結構無理をしてしまう人でもあるからちゃんと止めなければ駄目なのだ。
「当たり前でしょ、これまでの泉ならありえないことなんだから」
「お母さんを不安にさせたくないんだって」
「ん……? ああ、別に悪い子でもなければとやかく言ったりしないけどね」
そういうところもだ。
とりあえず母と戻ると彼はすぐに挨拶と自己紹介を済ませた。
一瞬、母狙いかと思ったけどお家に帰ればお母さんがいてくれるわけだから違うかとすぐに片付ける。

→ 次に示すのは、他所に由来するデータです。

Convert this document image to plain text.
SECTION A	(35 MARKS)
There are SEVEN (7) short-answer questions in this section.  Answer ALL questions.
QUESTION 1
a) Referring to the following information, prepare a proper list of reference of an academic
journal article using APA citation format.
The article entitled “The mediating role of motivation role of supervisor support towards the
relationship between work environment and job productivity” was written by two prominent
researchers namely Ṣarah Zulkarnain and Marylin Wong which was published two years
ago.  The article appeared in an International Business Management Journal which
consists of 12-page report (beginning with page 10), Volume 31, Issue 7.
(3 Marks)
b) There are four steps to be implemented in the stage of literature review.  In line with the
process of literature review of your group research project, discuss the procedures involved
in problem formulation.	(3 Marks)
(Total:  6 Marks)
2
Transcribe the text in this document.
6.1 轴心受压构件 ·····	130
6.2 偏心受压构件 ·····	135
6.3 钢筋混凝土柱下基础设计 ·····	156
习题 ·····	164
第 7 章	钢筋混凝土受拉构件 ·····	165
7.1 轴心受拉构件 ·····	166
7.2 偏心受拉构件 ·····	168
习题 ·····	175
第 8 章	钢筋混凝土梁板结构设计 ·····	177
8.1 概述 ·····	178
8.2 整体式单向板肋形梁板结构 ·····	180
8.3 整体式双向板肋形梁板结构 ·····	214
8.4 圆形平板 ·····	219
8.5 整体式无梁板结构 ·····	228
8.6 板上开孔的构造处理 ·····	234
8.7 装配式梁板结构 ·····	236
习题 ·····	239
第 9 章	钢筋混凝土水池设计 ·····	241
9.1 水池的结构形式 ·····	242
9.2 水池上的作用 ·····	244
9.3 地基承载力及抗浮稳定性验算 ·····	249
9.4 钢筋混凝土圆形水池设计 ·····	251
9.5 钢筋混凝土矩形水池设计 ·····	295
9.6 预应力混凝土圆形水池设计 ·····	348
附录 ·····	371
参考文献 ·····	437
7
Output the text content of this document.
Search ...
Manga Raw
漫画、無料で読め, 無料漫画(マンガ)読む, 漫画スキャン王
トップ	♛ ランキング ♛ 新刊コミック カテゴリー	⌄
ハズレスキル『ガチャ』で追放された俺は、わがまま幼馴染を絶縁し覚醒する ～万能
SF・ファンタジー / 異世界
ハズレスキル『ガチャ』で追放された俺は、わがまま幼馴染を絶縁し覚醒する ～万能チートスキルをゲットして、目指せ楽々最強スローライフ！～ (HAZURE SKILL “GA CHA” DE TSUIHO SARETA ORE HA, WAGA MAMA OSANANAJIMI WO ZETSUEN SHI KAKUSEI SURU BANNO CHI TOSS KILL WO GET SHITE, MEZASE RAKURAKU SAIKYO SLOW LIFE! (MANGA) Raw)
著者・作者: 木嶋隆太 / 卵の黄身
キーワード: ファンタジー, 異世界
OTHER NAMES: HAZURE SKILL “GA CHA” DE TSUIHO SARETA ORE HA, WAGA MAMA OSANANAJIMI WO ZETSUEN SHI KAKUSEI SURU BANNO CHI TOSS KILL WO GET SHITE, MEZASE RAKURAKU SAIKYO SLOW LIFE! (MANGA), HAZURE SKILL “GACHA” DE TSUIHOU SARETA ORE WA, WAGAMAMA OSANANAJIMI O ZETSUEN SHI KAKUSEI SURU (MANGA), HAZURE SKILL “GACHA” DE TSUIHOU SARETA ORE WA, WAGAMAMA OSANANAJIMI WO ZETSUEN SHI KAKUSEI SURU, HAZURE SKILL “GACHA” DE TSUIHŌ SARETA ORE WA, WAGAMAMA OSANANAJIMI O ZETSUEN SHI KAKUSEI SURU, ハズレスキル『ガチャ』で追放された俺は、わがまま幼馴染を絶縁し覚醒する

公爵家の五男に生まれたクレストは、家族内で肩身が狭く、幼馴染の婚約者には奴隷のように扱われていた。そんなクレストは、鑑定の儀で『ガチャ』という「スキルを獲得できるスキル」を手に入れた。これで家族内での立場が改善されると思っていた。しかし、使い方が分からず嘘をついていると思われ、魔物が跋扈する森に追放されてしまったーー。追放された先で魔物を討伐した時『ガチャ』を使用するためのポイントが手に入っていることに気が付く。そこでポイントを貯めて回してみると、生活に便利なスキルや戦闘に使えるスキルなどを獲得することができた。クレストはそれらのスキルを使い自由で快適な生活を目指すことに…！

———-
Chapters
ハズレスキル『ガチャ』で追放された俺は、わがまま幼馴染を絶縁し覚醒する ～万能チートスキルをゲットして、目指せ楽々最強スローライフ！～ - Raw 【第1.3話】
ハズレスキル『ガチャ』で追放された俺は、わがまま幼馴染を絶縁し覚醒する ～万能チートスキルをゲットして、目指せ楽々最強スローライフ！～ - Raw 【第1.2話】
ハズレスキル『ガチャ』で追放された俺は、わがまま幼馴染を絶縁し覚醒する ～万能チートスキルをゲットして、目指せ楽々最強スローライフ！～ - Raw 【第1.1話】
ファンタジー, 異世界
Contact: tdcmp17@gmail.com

「じゃ、お母さんはご飯を作るから――儀間君も食べる?」
「お世話になりたいところですが同じように作らないといけないので今日は……はい」
「分かった」
自分で作っているのか、私もある程度は作れるけど女子力が負けていそうだった。
「いやー諏訪さんはお母さんに似ていないね」
「え、初めて言われました」
「そうなの? それでどう違うのかと言うとお母さんは格好いい感じだったからさ」
「私はどうなんですか?」
え、なんでそこで違う方を見るのか。
ちゃんと血が繋がっていることを書類なんかを持ってきて見せてあげた方がいいかなっ?
「というか、送らなくていいんだよ? 僕はきみと違って男なんだし」
「気にしないでください、ただの運動ですよ」
二人きりになってごちゃごちゃ聞かれても答えられることが少ないから逃げているだけだ。
そうでもなければ母のお手伝いをして大好きな母作のご飯を食べているところだった。
「それとさ、なんで敬語なの?」
「それは儀間さんが先輩さんだからです」
そう、歩ちゃんも矢後君も敬語を使っていないけど先輩だ。
最初から敬語を使っていてよかった、まあ初対面からため口で話しかける人なんていないだろうけど――いや同級生と分かっている状態ならそういう人もいるか。
「あれ、ばれてたの?」
「シューズの色が違いますからね」
「ああ、あれってそういうことなんだ――なんてね、そっかー見られていたかー」
「見ていますよ」
「な、なんかそんな真剣な顔で見てるなんて言われたらどきっとしちゃうなー」
表情がころころ変わって面白い。
あとちゃっかりお家の場所を知ることができてしまったので誰かの役には立てそうだった。